Le début du XVIIe siècle marque le début d'un déclin de la miniature ottomane. La représentation des personnages devient de plus en plus caricaturale, avec des têtes disproportionnés par rapport aux corps par exemple. Sous le règne d'Ahmet Ier, les portraits de femmes sont privilégiés, ainsi que les représentations imaginaires de personnages ou de paysages, abandonnant le réalisme de la période précédente. À partir de 1623, un regain de puritanisme religieux marque un arrêt brutal de la production de miniatures[2],[1].
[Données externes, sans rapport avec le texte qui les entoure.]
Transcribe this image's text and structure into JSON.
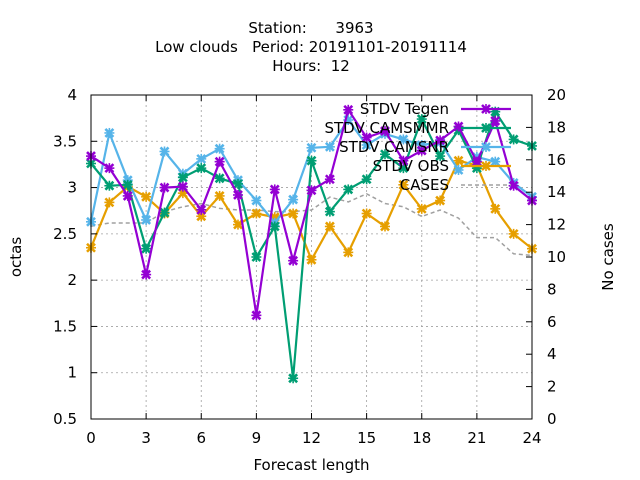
{
  "chart_data": {
    "type": "line",
    "title_lines": [
      "Station:      3963",
      "Low clouds   Period: 20191101-20191114",
      "Hours:  12"
    ],
    "xlabel": "Forecast length",
    "ylabel": "octas",
    "y2label": "No cases",
    "xlim": [
      0,
      24
    ],
    "ylim": [
      0.5,
      4
    ],
    "y2lim": [
      0,
      20
    ],
    "x_ticks": [
      0,
      3,
      6,
      9,
      12,
      15,
      18,
      21,
      24
    ],
    "y_ticks": [
      0.5,
      1,
      1.5,
      2,
      2.5,
      3,
      3.5,
      4
    ],
    "y2_ticks": [
      0,
      2,
      4,
      6,
      8,
      10,
      12,
      14,
      16,
      18,
      20
    ],
    "x_tick_labels": [
      "0",
      "3",
      "6",
      "9",
      "12",
      "15",
      "18",
      "21",
      "24"
    ],
    "y_tick_labels": [
      "0.5",
      "1",
      "1.5",
      "2",
      "2.5",
      "3",
      "3.5",
      "4"
    ],
    "y2_tick_labels": [
      "0",
      "2",
      "4",
      "6",
      "8",
      "10",
      "12",
      "14",
      "16",
      "18",
      "20"
    ],
    "grid": true,
    "legend_position": "top-right",
    "x": [
      0,
      1,
      2,
      3,
      4,
      5,
      6,
      7,
      8,
      9,
      10,
      11,
      12,
      13,
      14,
      15,
      16,
      17,
      18,
      19,
      20,
      21,
      22,
      23,
      24
    ],
    "series": [
      {
        "name": "STDV Tegen",
        "color": "#9400d3",
        "axis": "y",
        "marker": "x",
        "values": [
          3.34,
          3.21,
          2.91,
          2.06,
          3.0,
          3.01,
          2.76,
          3.28,
          2.92,
          1.62,
          2.98,
          2.21,
          2.97,
          3.09,
          3.84,
          3.54,
          3.61,
          3.29,
          3.4,
          3.51,
          3.66,
          3.28,
          3.72,
          3.02,
          2.86
        ]
      },
      {
        "name": "STDV CAMSMMR",
        "color": "#009e73",
        "axis": "y",
        "marker": "x",
        "values": [
          3.26,
          3.02,
          3.03,
          2.34,
          2.73,
          3.11,
          3.21,
          3.1,
          3.04,
          2.25,
          2.58,
          0.94,
          3.29,
          2.74,
          2.98,
          3.09,
          3.36,
          3.21,
          3.74,
          3.34,
          3.62,
          3.21,
          3.82,
          3.52,
          3.45
        ]
      },
      {
        "name": "STDV CAMSNR",
        "color": "#56b4e9",
        "axis": "y",
        "marker": "x",
        "values": [
          2.63,
          3.59,
          3.08,
          2.65,
          3.39,
          3.15,
          3.31,
          3.42,
          3.08,
          2.86,
          2.62,
          2.87,
          3.43,
          3.44,
          3.73,
          3.46,
          3.58,
          3.52,
          3.46,
          3.49,
          3.19,
          3.33,
          3.28,
          3.05,
          2.9
        ]
      },
      {
        "name": "STDV OBS",
        "color": "#e69f00",
        "axis": "y",
        "marker": "x",
        "values": [
          2.35,
          2.84,
          3.01,
          2.9,
          2.72,
          2.94,
          2.69,
          2.91,
          2.6,
          2.72,
          2.68,
          2.72,
          2.22,
          2.58,
          2.3,
          2.72,
          2.58,
          3.03,
          2.77,
          2.86,
          3.29,
          3.24,
          2.77,
          2.5,
          2.34
        ]
      },
      {
        "name": "CASES",
        "color": "#a0a0a0",
        "axis": "y2",
        "marker": "none",
        "dashed": true,
        "values": [
          11.9,
          12.1,
          12.1,
          12.1,
          12.8,
          13.1,
          13.3,
          13.0,
          12.9,
          12.9,
          12.8,
          12.8,
          12.9,
          13.7,
          13.4,
          13.9,
          13.3,
          13.1,
          12.5,
          12.9,
          12.4,
          11.2,
          11.2,
          10.2,
          10.1
        ]
      }
    ]
  }
}
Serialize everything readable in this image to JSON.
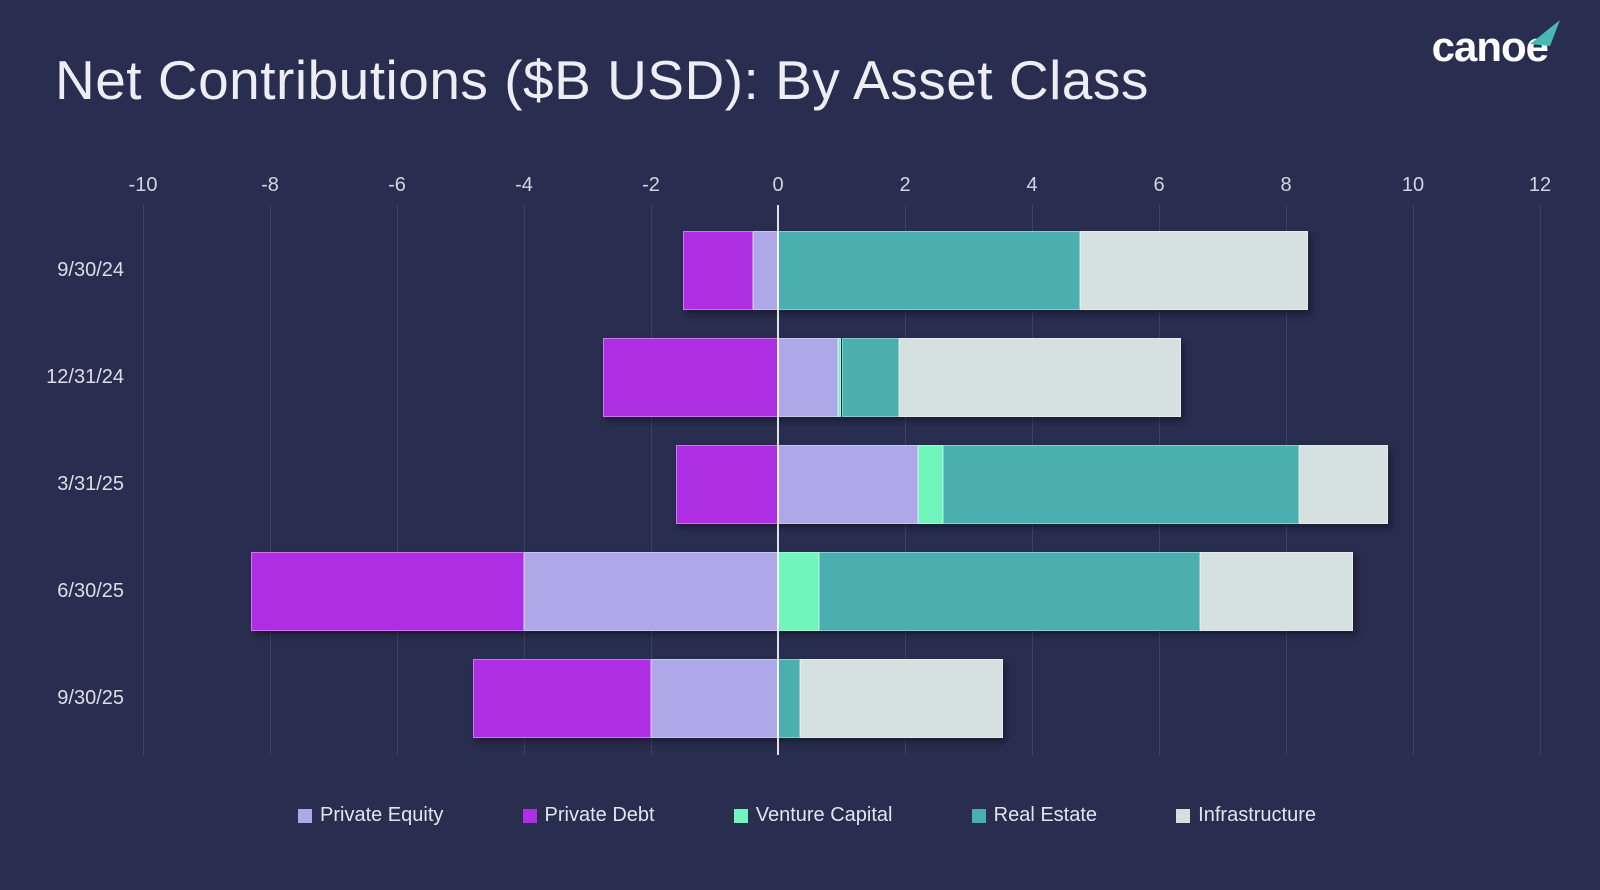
{
  "header": {
    "title": "Net Contributions ($B USD): By Asset Class",
    "logo_text": "canoe"
  },
  "chart_data": {
    "type": "bar",
    "orientation": "horizontal",
    "stacked": true,
    "title": "Net Contributions ($B USD): By Asset Class",
    "xlabel": "",
    "ylabel": "",
    "categories": [
      "9/30/24",
      "12/31/24",
      "3/31/25",
      "6/30/25",
      "9/30/25"
    ],
    "series": [
      {
        "name": "Private Equity",
        "color": "#aea7e8",
        "values": [
          -0.4,
          0.95,
          2.2,
          -4.0,
          -2.0
        ]
      },
      {
        "name": "Private Debt",
        "color": "#ae2fe3",
        "values": [
          -1.1,
          -2.75,
          -1.6,
          -4.3,
          -2.8
        ]
      },
      {
        "name": "Venture Capital",
        "color": "#70f6bd",
        "values": [
          0.0,
          0.05,
          0.4,
          0.65,
          0.0
        ]
      },
      {
        "name": "Real Estate",
        "color": "#4bafb0",
        "values": [
          4.75,
          0.9,
          5.6,
          6.0,
          0.35
        ]
      },
      {
        "name": "Infrastructure",
        "color": "#d5e0e1",
        "values": [
          3.6,
          4.45,
          1.4,
          2.4,
          3.2
        ]
      }
    ],
    "xlim": [
      -10,
      12
    ],
    "xticks": [
      -10,
      -8,
      -6,
      -4,
      -2,
      0,
      2,
      4,
      6,
      8,
      10,
      12
    ],
    "grid": "vertical",
    "zero_line": true,
    "legend_position": "bottom"
  },
  "colors": {
    "background": "#292d4f",
    "text": "#e3e5ec",
    "grid": "rgba(255,255,255,0.10)",
    "zero_line": "rgba(255,255,255,0.85)",
    "logo_accent": "#47b9b2"
  }
}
Deux peintres marquent un dernier renouveau de la miniature ottomane, pendant l'ère des tulipes. Abdulcelil Levni (mort en 1732) produit ainsi un nouveau Sürname inspiré de celui produit au XVIe siècle, avec 137 miniatures. Il contribue à introduire les débuts de la perspective européenne. Il se spécialise par ailleurs dans le portraits de femmes. Abdullah Bukhari (en) (actif vers 1735-1748) est considéré comme le dernier grand maître de la miniature ottomane. Outre des portraits de femme, il représente de nombreuses scènes intimes dans des jardins, parfois teintées d'érotisme. Après lui, la peinture ottomane perd toute originalité vis-à-vis de la peinture occidentale notamment[2],[1].